Generalprobe vor ehrlichem Publikum

Langnau

Die Mitglieder des Seniorentheaters Langnau zeigten Heimbewohnern, was sie diesen Winter einstudiert haben. Ein lustiges Stück. Trotzdem warteten einige im Publikum vorab aufs Zvieri.

<b>Die Freude über die gefundene Million</b> wird nicht von langer Dauer sein.

Die Freude über die gefundene Million wird nicht von langer Dauer sein.

(Bild: Raphael Moser)

Susanne Graf

Bis die Aufführung beginnt, dauert es noch mindestens eine halbe Stunde. Aber vor dem Langnauer Kirchgemeindehaus steht bereits ein kleiner Bus.
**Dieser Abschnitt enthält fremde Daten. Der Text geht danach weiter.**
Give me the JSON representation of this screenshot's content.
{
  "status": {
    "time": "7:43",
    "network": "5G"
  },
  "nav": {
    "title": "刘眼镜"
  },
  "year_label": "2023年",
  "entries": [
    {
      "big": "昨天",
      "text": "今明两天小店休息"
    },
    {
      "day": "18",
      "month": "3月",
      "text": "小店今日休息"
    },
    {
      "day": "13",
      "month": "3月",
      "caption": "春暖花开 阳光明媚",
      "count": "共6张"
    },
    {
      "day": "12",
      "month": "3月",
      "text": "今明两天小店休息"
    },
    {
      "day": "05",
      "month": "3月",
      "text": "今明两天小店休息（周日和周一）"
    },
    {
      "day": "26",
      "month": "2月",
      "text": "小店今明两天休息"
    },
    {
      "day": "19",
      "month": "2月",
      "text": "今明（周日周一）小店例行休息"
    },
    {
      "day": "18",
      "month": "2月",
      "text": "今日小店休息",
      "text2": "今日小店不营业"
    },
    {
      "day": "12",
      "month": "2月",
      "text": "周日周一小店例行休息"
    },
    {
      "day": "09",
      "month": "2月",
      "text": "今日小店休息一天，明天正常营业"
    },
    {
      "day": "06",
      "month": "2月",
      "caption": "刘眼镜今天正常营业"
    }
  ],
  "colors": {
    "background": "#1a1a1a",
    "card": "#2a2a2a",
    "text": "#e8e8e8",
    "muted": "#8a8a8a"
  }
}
Eine im Rollstuhl sitzende Heimbewohnerin wird ausgeladen.

Sie gehört zu jenen Frauen und Männern, die entweder in einem Heim des Dahlia oder der Stiftung Lebensart wohnen und das Publikum bilden, vor dem die Theater spielenden Seniorinnen und Senioren von Langnau ihre Generalprobe abhalten.
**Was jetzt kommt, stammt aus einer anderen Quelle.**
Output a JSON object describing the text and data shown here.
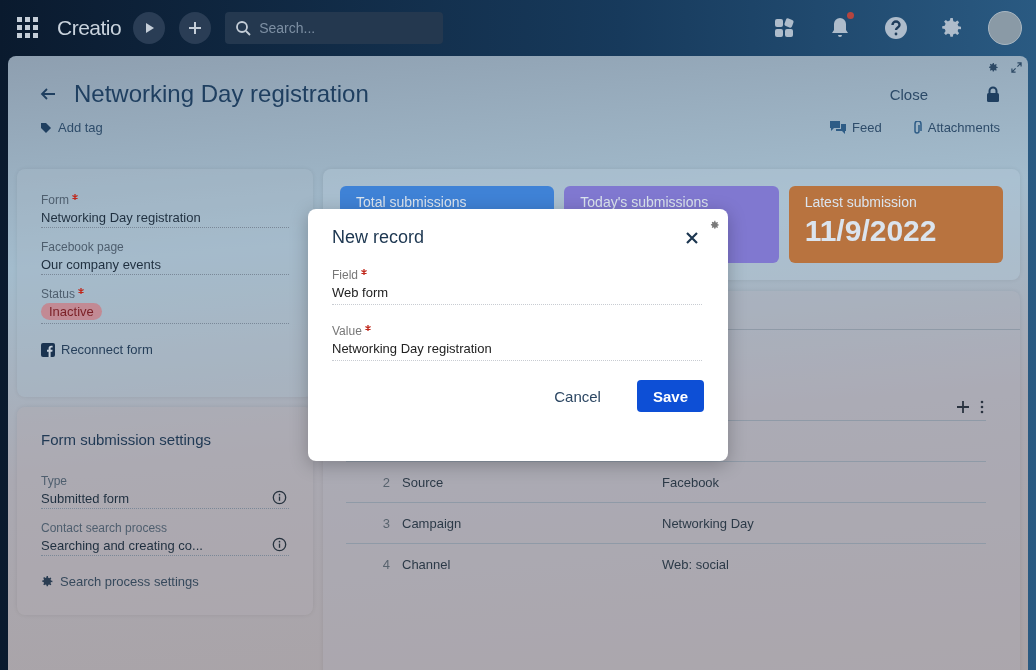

Es ist ein Publikum, das dem Regie führenden Ehepaar Christina und Fred Schilt ungefiltert zu verstehen gibt, was es vom Gezeigten hält. Als Beatrice Täschler zu Beginn darauf hinweist, dass es im Stück wie so oft im Leben um Geld gehe, entfährt es einer Zuschauerin: «Ou, ou, ou.»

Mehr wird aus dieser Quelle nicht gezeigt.